We observe we get the same constellation (1) when in the first part $(A_6,A_2,A_3,A_4,A_5)$ were distributed into the five container $(C_1,C_2,C_3,C_4,C_5)$ and we then put $A_1$ into $C_1$ and $A_7$ into $C_2$. In the same way we can exchange $A_2$ with $A_7$ to also obtain the same constellation (1).

This means we have $\color{blue}{2\cdot 2=4}$ cases to identify.

• Case (b): $A_6, A_7$ put into the same container. Here we have the situation

\begin{align*} &\color{blue}{C_1\qquad C_2\qquad C_3\qquad C_4\qquad C_5}\\ &A_1\qquad A_2\qquad A_3\qquad A_4\qquad A_5\tag{2}\\ &A_6\\ &A_7\\ \end{align*}

We observe that we obtain the same constellation (2) when we have in the first part $(A_6,A_2,A_3,A_4,A_5)$ distributed into the five container $(C_1,C_2,C_3,C_4,C_5)$ and then put $A_1$ and $A_7$ into $C_1$. Here we can exchange $A_1$ with $A_6$ or $A_7$ to also obtain the same constellation (2).

This means we have $\color{blue}{3\cdot 1=3}$ cases to identify.

Conclusion: The $5\cdot 5=25$ cases are subdivided as follows:

• There are $2\binom{5}{2}=20$ ways to select two different container out of the five container and we have to identify four cases as we are in part (a).

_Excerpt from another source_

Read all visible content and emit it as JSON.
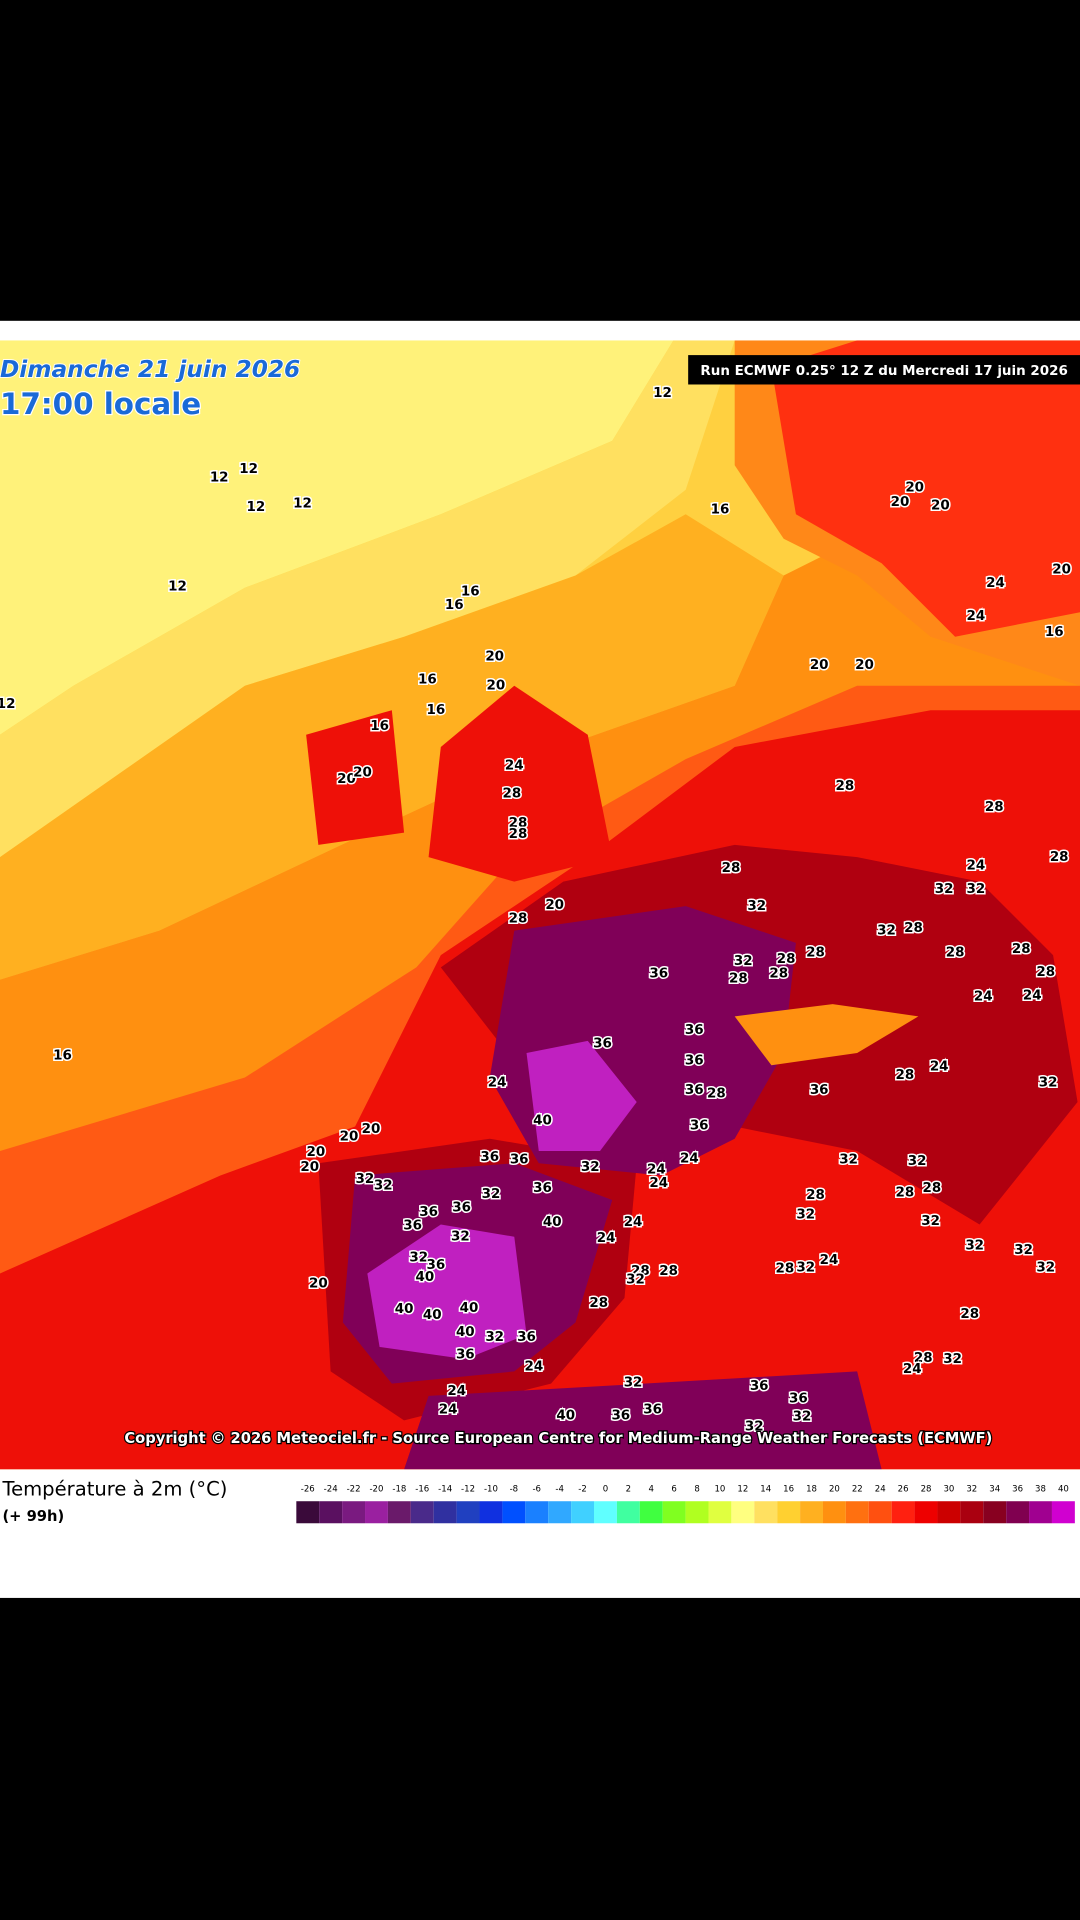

• There are $\binom{5}{1}=5$ ways to select one container out of the five container and we have to identify three cases as we are in part (b).

• We finally obtain \begin{align*} 2\,520\cdot \frac{20}{4}+2\,520\cdot \frac{5}{3}&=12\,600 + 4\,200\\ &\,\,\color{blue}{=16\,800} \end{align*} ways to put 7 distinguishible apples into 5 distinguishible container.

Algebraic method:

Here is a generating function approach. Denoting with $[x^n]$ the coefficient of $x^n$ of a series and recalling that $e^x$ is the generating function for counting configurations with labelled objects,

we obtain

\begin{align*} \color{blue}{7![x^7]\left(e^x-1\right)^5}&=7![x^7]\left(x+\frac{x^2}{2!}+\frac{x^3}{3!}\right)^5\tag{3}\\ &=7![x^7]x^5\left(1+\frac{x}{2}+\frac{x^2}{6}\right)^5\tag{4}\\ &=7![x^2]\sum_{j=0}^5\binom{5}{j}\left(\frac{x}{2}+\frac{x^2}{6}\right)^j\tag{5}\\ &=5\,040\left(\binom{5}{1}\cdot\frac{1}{6}+\binom{5}{2}\cdot\left(\frac{1}{2}\right)^2\right)\tag{6}\\ % &=5\,040\left(5\cdot\frac{1}{6}+10\cdot\frac{1}{4}\right)\\ &\,\,\color{blue}{=16\,800} \end{align*}

Comment:

• In (3) we take powers of $x$ up to $x^3$ since higher powers do not contribute to $[x^7]$. This corresponds to a maximum of three apples in a container.

• In (4) we factor out $x^5$.

• In (5) we apply the rule $[x^p]x^qA(x)=[x^{p-q}]A(x)$ and expand the binomial.

• In (6) we select the terms which contribute to $[x^2]$.

Note: The number $11\,760$ seems to be an answer to a different question.